What are adiabatic temperature changes?
Simply put, an adiabatic temperature change is any change that didn’t occur due to the addition or extraction of heat into or from a system. In our context – into or from air. So, lighting a fire or turning on the AC are NOT adiabatic forms of heating and cooling as they are actively adding or substracting heat from the air.
The adiabatic cooling definition is easy to understand when we look at the language it comes from – Greek. There, “adiabatic” literally translates as “not passable through”. The way adiabatic air temperature changes work instead is by changing the volume and/or pressure of the air.
The less pressure there is on the air, the more it’s allowed to expand, the larger the distance between the air molecules becomes, and there’s less friction between them – hence, less heat.

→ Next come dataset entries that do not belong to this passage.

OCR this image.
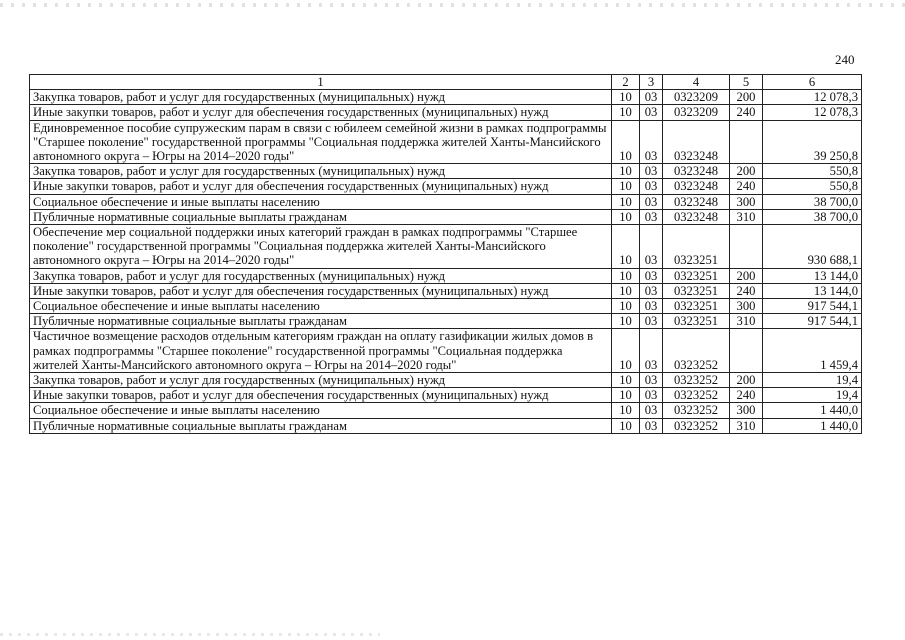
240
1	2	3	4	5	6
Закупка товаров, работ и услуг для государственных (муниципальных) нужд	10	03	0323209	200	12 078,3
Иные закупки товаров, работ и услуг для обеспечения государственных (муниципальных) нужд	10	03	0323209	240	12 078,3
Единовременное пособие супружеским парам в связи с юбилеем семейной жизни в рамках подпрограммы "Старшее поколение" государственной программы "Социальная поддержка жителей Ханты-Мансийского автономного округа – Югры на 2014–2020 годы"	10	03	0323248		39 250,8
Закупка товаров, работ и услуг для государственных (муниципальных) нужд	10	03	0323248	200	550,8
Иные закупки товаров, работ и услуг для обеспечения государственных (муниципальных) нужд	10	03	0323248	240	550,8
Социальное обеспечение и иные выплаты населению	10	03	0323248	300	38 700,0
Публичные нормативные социальные выплаты гражданам	10	03	0323248	310	38 700,0
Обеспечение мер социальной поддержки иных категорий граждан в рамках подпрограммы "Старшее поколение" государственной программы "Социальная поддержка жителей Ханты-Мансийского автономного округа – Югры на 2014–2020 годы"	10	03	0323251		930 688,1
Закупка товаров, работ и услуг для государственных (муниципальных) нужд	10	03	0323251	200	13 144,0
Иные закупки товаров, работ и услуг для обеспечения государственных (муниципальных) нужд	10	03	0323251	240	13 144,0
Социальное обеспечение и иные выплаты населению	10	03	0323251	300	917 544,1
Публичные нормативные социальные выплаты гражданам	10	03	0323251	310	917 544,1
Частичное возмещение расходов отдельным категориям граждан на оплату газификации жилых домов в рамках подпрограммы "Старшее поколение" государственной программы "Социальная поддержка жителей Ханты-Мансийского автономного округа – Югры на 2014–2020 годы"	10	03	0323252		1 459,4
Закупка товаров, работ и услуг для государственных (муниципальных) нужд	10	03	0323252	200	19,4
Иные закупки товаров, работ и услуг для обеспечения государственных (муниципальных) нужд	10	03	0323252	240	19,4
Социальное обеспечение и иные выплаты населению	10	03	0323252	300	1 440,0
Публичные нормативные социальные выплаты гражданам	10	03	0323252	310	1 440,0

Vice versa – the more you compress air, the tighter its molecules get, the friction between them increases, and thus – they get heated up.

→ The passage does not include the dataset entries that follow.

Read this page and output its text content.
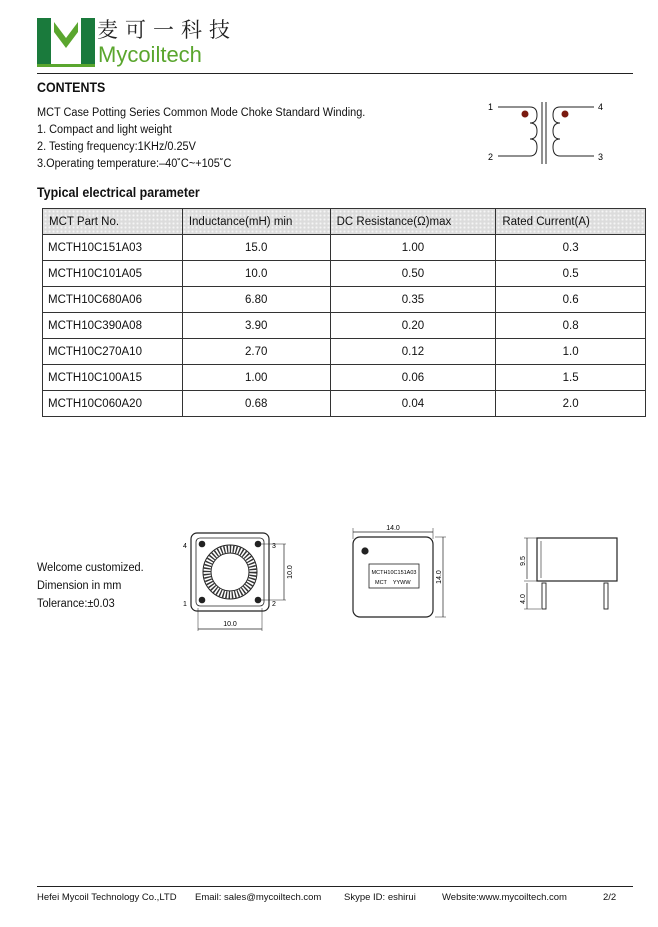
麦可一科技
Mycoiltech
CONTENTS
MCT Case Potting Series Common Mode Choke Standard Winding.
1. Compact and light weight
2. Testing frequency:1KHz/0.25V
3.Operating temperature:–40˚C~+105˚C
1
2
4
3
Typical electrical parameter
MCT Part No.	Inductance(mH) min	DC Resistance(Ω)max	Rated Current(A)
MCTH10C151A03	15.0	1.00	0.3
MCTH10C101A05	10.0	0.50	0.5
MCTH10C680A06	6.80	0.35	0.6
MCTH10C390A08	3.90	0.20	0.8
MCTH10C270A10	2.70	0.12	1.0
MCTH10C100A15	1.00	0.06	1.5
MCTH10C060A20	0.68	0.04	2.0
Welcome customized.
Dimension in mm
Tolerance:±0.03
4	3
1	2
10.0
10.0
14.0
MCTH10C151A03
MCT    YYWW	14.0
9.5
4.0
Hefei Mycoil Technology Co.,LTD Email: sales@mycoiltech.com Skype ID: eshirui	Website:www.mycoiltech.com	2/2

How does this look in practice?
Adiabatic warming and cooling examples in nature
Adiabatic warming and cooling are most noticeable in the atmosphere. When the air gets higher in the atmosphere, to pass over a mountain, for example, the air gets colder. That’s not because anyone or anything has removed any of the heat in the air – the air just expands due to the lower air pressure and it cools off. This way, while it hasn’t technically lost any heat, it feels colder.
Once the air passes over the mountain, however, and starts getting lower again, it compresses due to the air pressure and it gets warmer again. It still hasn’t (necessarily) received any extra heat from outside sources, it just feels warmer because it’s more compressed.

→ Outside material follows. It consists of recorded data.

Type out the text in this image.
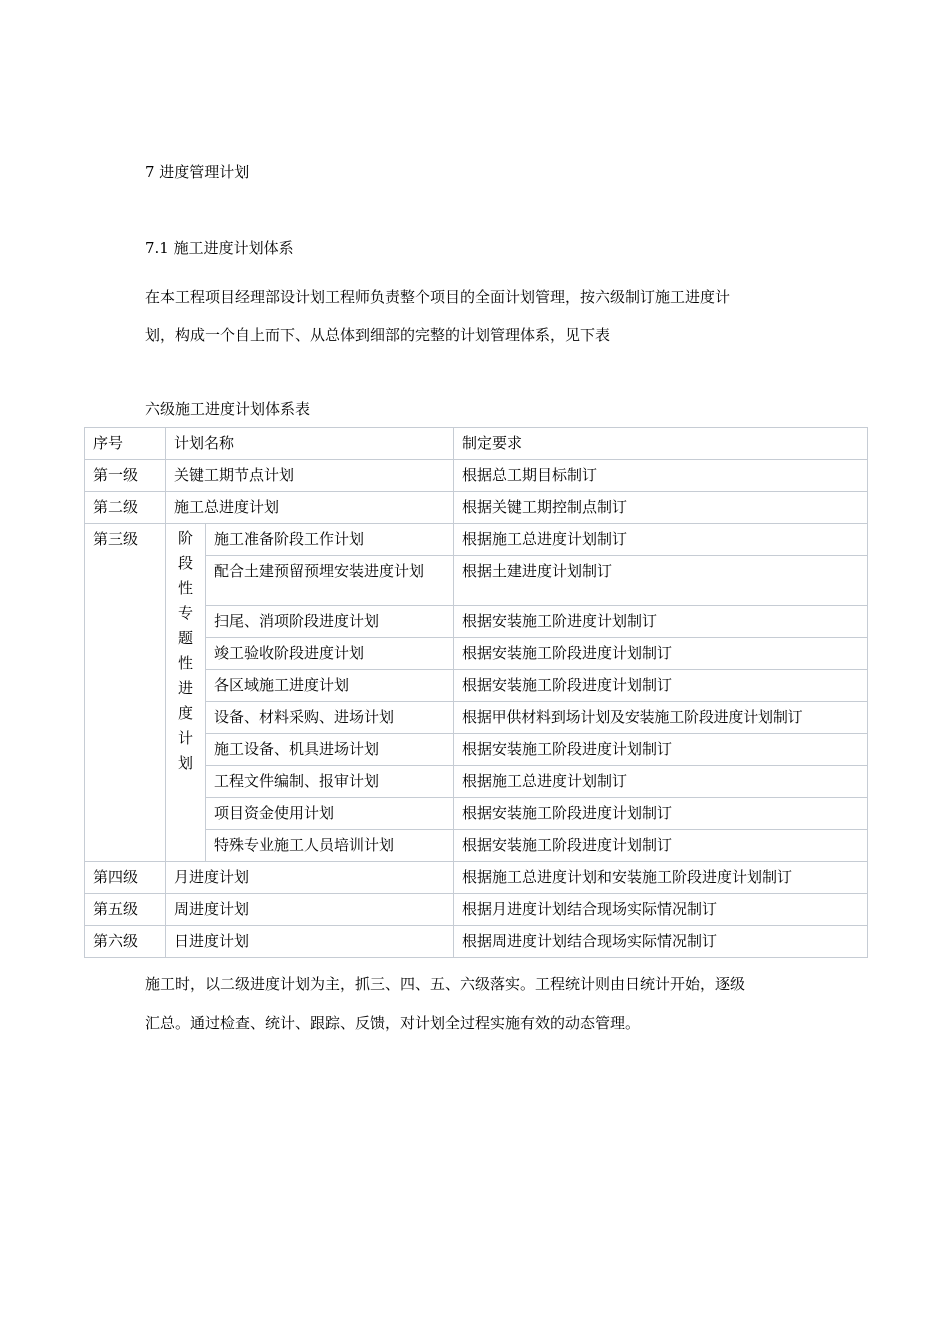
7 进度管理计划

7.1 施工进度计划体系

在本工程项目经理部设计划工程师负责整个项目的全面计划管理，按六级制订施工进度计

划，构成一个自上而下、从总体到细部的完整的计划管理体系，见下表

六级施工进度计划体系表

序号	计划名称		制定要求
第一级	关键工期节点计划		根据总工期目标制订
第二级	施工总进度计划		根据关键工期控制点制订
第三级	阶段性专题性进度计划	施工准备阶段工作计划	根据施工总进度计划制订
		配合土建预留预埋安装进度计划	根据土建进度计划制订
		扫尾、消项阶段进度计划	根据安装施工阶进度计划制订
		竣工验收阶段进度计划	根据安装施工阶段进度计划制订
		各区域施工进度计划	根据安装施工阶段进度计划制订
		设备、材料采购、进场计划	根据甲供材料到场计划及安装施工阶段进度计划制订
		施工设备、机具进场计划	根据安装施工阶段进度计划制订
		工程文件编制、报审计划	根据施工总进度计划制订
		项目资金使用计划	根据安装施工阶段进度计划制订
		特殊专业施工人员培训计划	根据安装施工阶段进度计划制订
第四级	月进度计划		根据施工总进度计划和安装施工阶段进度计划制订
第五级	周进度计划		根据月进度计划结合现场实际情况制订
第六级	日进度计划		根据周进度计划结合现场实际情况制订

施工时，以二级进度计划为主，抓三、四、五、六级落实。工程统计则由日统计开始，逐级

汇总。通过检查、统计、跟踪、反馈，对计划全过程实施有效的动态管理。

Air humidity is another factor that can cool down or warm up air without directly adding/removing heat. High air humidity results in cooler air because it reduces the friction between the air molecules. On the other hand, dry air feels warmer than it otherwise would be because of the increased friction of the air molecules in it.
What is adiabatic cooling/warming got to do with indoor cooling and heating systems?
The adiabatic principle has found some very efficient applications in man-made cooling and heating systems.
One example is evaporative coolers. These devices are essentially just large fans that draw air through water-moistened pads. When the warm or room-temperature air passes through the moist pads it gets cooler because its humidity rises. Unlike AC systems which use actual coolant, in this case, the water-moistened pads aren’t necessarily colder than the air – they just increase its humidity.
Another way adiabatic cooling is relevant for homeowners is if you run your blower for extended periods of time. Even if the blower has cycled off in cool mode, it may still “cool” the air around it by dehumidifying it. So, if the RH (relative humidity) at your home is high, beware of leaving the blower on for too long.
Adiabatic heating also has its applications, specifically in scientific tools such as fire syringes or, more notoriously, in the combustion engine which works via adiabatically compressed air combusting the fuel.